Too often, the details of the estate plan itself cause or exacerbate family conflicts or resentments.

Clients often frustrate estate planners by not acknowledging family conflicts or simply saying “the kids will work it out.” Other clients create conflicts by committing classic mistakes, such as having siblings with different personalities or philosophies jointly inherit property or a business.

Don’t family conflicts and imperfections in your family with your estate planner. He or she has tools for dealing with and avoiding family conflicts. Your estate plan can help provide some cohesion among your heirs for years to come, or it can help shatter family harmony.

Plan before making gifts. Gift giving often is a key element of an estate plan. Keep in mind that gifts can be a good way for the next generation to become comfortable handling wealth. Instead of automatically writing checks, develop a strategy that will maximize the impact of your gifts.

Cash gifts tend to be spent quickly, while property gifts are more likely to be kept and held for the future.

Also, consider tax efficiency when deciding which property to give. Tax-wise giving increases family after-tax wealth. Discuss tax-wise giving options with your advisor.

Understand the basics of the plan. Few people, even many financially-sophisticated ones, understand the basics of their estate plans. Several times in the past, the magazine Private Wealth surveyed estate planners. Each time about 70% of the planners said they believe most of their clients don’t really understand their estate plans and what the plans do. That’s a pretty good start on the road to estate plan failure.

Most estate planners are able and willing to explain a plan so the basics are understood. Don’t hesitate to ask the planner to slow down or explain things in more detail.

Also, take notes when meeting with your planner. Often, people understand key parts of the plan after it’s been explained but lose the knowledge after the meeting.

Organize, simplify, and prepare. One reason it takes too much time and money to settle an estate is the owner didn’t make it easy for the executor. More than likely, the owner had a grasp of the assets and liabilities and knew where to find the necessary documents, but none of the information is written down or easy to find.

The executor needs to know the details of the estate. We also should be simplifying and streamlining our estates as we age. In addition to making our lives easier and compensating for declining energy and cognitive functions, streamlining makes the estate settlement process faster and less expensive. Simplification also avoids lost assets.

Have a business succession plan. Most business owners don’t have a real succession plan, and that’s a major reason why few businesses survive the second generation of owners. The value of a small business declines rapidly when the owner departs without a firm succession plan in place.

A succession plan includes a designation of who will run the business and who will own it (they can be different individuals or groups of people) and when the transitions will occur. When no one in your family wants to run the business, the succession plan might be for the business to be sold when you retire or pass away.

In any case, the business must be managed and structured so it is ready for a sale or inheritance. That often means improving accounting and other information systems. A successful succession plan usually takes five years or longer.

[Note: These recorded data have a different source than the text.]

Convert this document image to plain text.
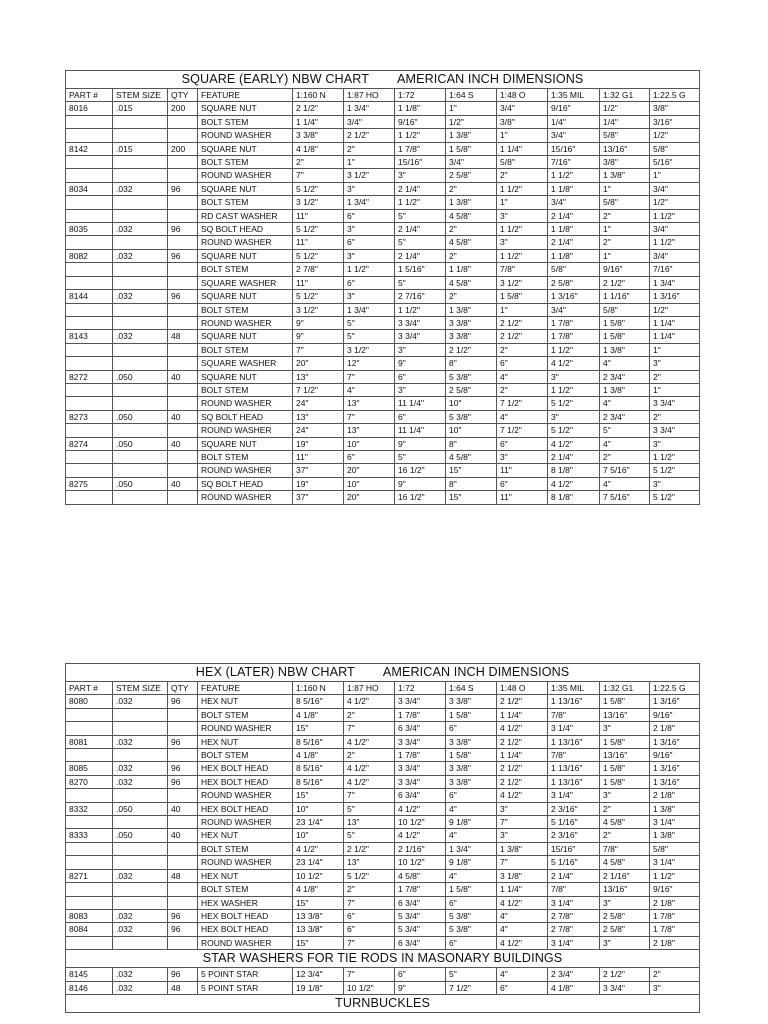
SQUARE (EARLY) NBW CHART AMERICAN INCH DIMENSIONS											
PART #	STEM SIZE	QTY	FEATURE	1:160 N	1:87 HO	1:72	1:64 S	1:48 O	1:35 MIL	1:32 G1	1:22.5 G
8016	.015	200	SQUARE NUT	2 1/2"	1 3/4"	1 1/8"	1"	3/4"	9/16"	1/2"	3/8"
			BOLT STEM	1 1/4"	3/4"	9/16"	1/2"	3/8"	1/4"	1/4"	3/16"
			ROUND WASHER	3 3/8"	2 1/2"	1 1/2"	1 3/8"	1"	3/4"	5/8"	1/2"
8142	.015	200	SQUARE NUT	4 1/8"	2"	1 7/8"	1 5/8"	1 1/4"	15/16"	13/16"	5/8"
			BOLT STEM	2"	1"	15/16"	3/4"	5/8"	7/16"	3/8"	5/16"
			ROUND WASHER	7"	3 1/2"	3"	2 5/8"	2"	1 1/2"	1 3/8"	1"
8034	.032	96	SQUARE NUT	5 1/2"	3"	2 1/4"	2"	1 1/2"	1 1/8"	1"	3/4"
			BOLT STEM	3 1/2"	1 3/4"	1 1/2"	1 3/8"	1"	3/4"	5/8"	1/2"
			RD CAST WASHER	11"	6"	5"	4 5/8"	3"	2 1/4"	2"	1 1/2"
8035	.032	96	SQ BOLT HEAD	5 1/2"	3"	2 1/4"	2"	1 1/2"	1 1/8"	1"	3/4"
			ROUND WASHER	11"	6"	5"	4 5/8"	3"	2 1/4"	2"	1 1/2"
8082	.032	96	SQUARE NUT	5 1/2"	3"	2 1/4"	2"	1 1/2"	1 1/8"	1"	3/4"
			BOLT STEM	2 7/8"	1 1/2"	1 5/16"	1 1/8"	7/8"	5/8"	9/16"	7/16"
			SQUARE WASHER	11"	6"	5"	4 5/8"	3 1/2"	2 5/8"	2 1/2"	1 3/4"
8144	.032	96	SQUARE NUT	5 1/2"	3"	2 7/16"	2"	1 5/8"	1 3/16"	1 1/16"	1 3/16"
			BOLT STEM	3 1/2"	1 3/4"	1 1/2"	1 3/8"	1"	3/4"	5/8"	1/2"
			ROUND WASHER	9"	5"	3 3/4"	3 3/8"	2 1/2"	1 7/8"	1 5/8"	1 1/4"
8143	.032	48	SQUARE NUT	9"	5"	3 3/4"	3 3/8"	2 1/2"	1 7/8"	1 5/8"	1 1/4"
			BOLT STEM	7"	3 1/2"	3"	2 1/2"	2"	1 1/2"	1 3/8"	1"
			SQUARE WASHER	20"	12"	9"	8"	6"	4 1/2"	4"	3"
8272	.050	40	SQUARE NUT	13"	7"	6"	5 3/8"	4"	3"	2 3/4"	2"
			BOLT STEM	7 1/2"	4"	3"	2 5/8"	2"	1 1/2"	1 3/8"	1"
			ROUND WASHER	24"	13"	11 1/4"	10"	7 1/2"	5 1/2"	4"	3 3/4"
8273	.050	40	SQ BOLT HEAD	13"	7"	6"	5 3/8"	4"	3"	2 3/4"	2"
			ROUND WASHER	24"	13"	11 1/4"	10"	7 1/2"	5 1/2"	5"	3 3/4"
8274	.050	40	SQUARE NUT	19"	10"	9"	8"	6"	4 1/2"	4"	3"
			BOLT STEM	11"	6"	5"	4 5/8"	3"	2 1/4"	2"	1 1/2"
			ROUND WASHER	37"	20"	16 1/2"	15"	11"	8 1/8"	7 5/16"	5 1/2"
8275	.050	40	SQ BOLT HEAD	19"	10"	9"	8"	6"	4 1/2"	4"	3"
			ROUND WASHER	37"	20"	16 1/2"	15"	11"	8 1/8"	7 5/16"	5 1/2"
HEX (LATER) NBW CHART AMERICAN INCH DIMENSIONS											
PART #	STEM SIZE	QTY	FEATURE	1:160 N	1:87 HO	1:72	1:64 S	1:48 O	1:35 MIL	1:32 G1	1:22.5 G
8080	.032	96	HEX NUT	8 5/16"	4 1/2"	3 3/4"	3 3/8"	2 1/2"	1 13/16"	1 5/8"	1 3/16"
			BOLT STEM	4 1/8"	2"	1 7/8"	1 5/8"	1 1/4"	7/8"	13/16"	9/16"
			ROUND WASHER	15"	7"	6 3/4"	6"	4 1/2"	3 1/4"	3"	2 1/8"
8081	.032	96	HEX NUT	8 5/16"	4 1/2"	3 3/4"	3 3/8"	2 1/2"	1 13/16"	1 5/8"	1 3/16"
			BOLT STEM	4 1/8"	2"	1 7/8"	1 5/8"	1 1/4"	7/8"	13/16"	9/16"
8085	.032	96	HEX BOLT HEAD	8 5/16"	4 1/2"	3 3/4"	3 3/8"	2 1/2"	1 13/16"	1 5/8"	1 3/16"
8270	.032	96	HEX BOLT HEAD	8 5/16"	4 1/2"	3 3/4"	3 3/8"	2 1/2"	1 13/16"	1 5/8"	1 3/16"
			ROUND WASHER	15"	7"	6 3/4"	6"	4 1/2"	3 1/4"	3"	2 1/8"
8332	.050	40	HEX BOLT HEAD	10"	5"	4 1/2"	4"	3"	2 3/16"	2"	1 3/8"
			ROUND WASHER	23 1/4"	13"	10 1/2"	9 1/8"	7"	5 1/16"	4 5/8"	3 1/4"
8333	.050	40	HEX NUT	10"	5"	4 1/2"	4"	3"	2 3/16"	2"	1 3/8"
			BOLT STEM	4 1/2"	2 1/2"	2 1/16"	1 3/4"	1 3/8"	15/16"	7/8"	5/8"
			ROUND WASHER	23 1/4"	13"	10 1/2"	9 1/8"	7"	5 1/16"	4 5/8"	3 1/4"
8271	.032	48	HEX NUT	10 1/2"	5 1/2"	4 5/8"	4"	3 1/8"	2 1/4"	2 1/16"	1 1/2"
			BOLT STEM	4 1/8"	2"	1 7/8"	1 5/8"	1 1/4"	7/8"	13/16"	9/16"
			HEX WASHER	15"	7"	6 3/4"	6"	4 1/2"	3 1/4"	3"	2 1/8"
8083	.032	96	HEX BOLT HEAD	13 3/8"	6"	5 3/4"	5 3/8"	4"	2 7/8"	2 5/8"	1 7/8"
8084	.032	96	HEX BOLT HEAD	13 3/8"	6"	5 3/4"	5 3/8"	4"	2 7/8"	2 5/8"	1 7/8"
			ROUND WASHER	15"	7"	6 3/4"	6"	4 1/2"	3 1/4"	3"	2 1/8"
STAR WASHERS FOR TIE RODS IN MASONARY BUILDINGS											
8145	.032	96	5 POINT STAR	12 3/4"	7"	6"	5"	4"	2 3/4"	2 1/2"	2"
8146	.032	48	5 POINT STAR	19 1/8"	10 1/2"	9"	7 1/2"	6"	4 1/8"	3 3/4"	3"
TURNBUCKLES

Fund living trusts. Perhaps the most basic and widespread estate planning mistake is failing to fund a revocable living trust. The trust is created to avoid probate and establish a process under which assets will be managed in case of disability or death. Yet, a living trust has no effect unless it is given legal title to assets. 

You must transfer legal ownership of assets to the trust. This is a step many people overlook or procrastinate about.

For example, real estate is transferred to the trust by changing the deed. Vehicles need their registrations or titles changed. Financial accounts need their titles changed, and each financial institution has its own paperwork and process for that.

Too often, these steps aren’t taken. People spend a lot of money having living trusts created but not enough time transferring assets to the trusts. Most assets that aren’t in the living trust go through probate.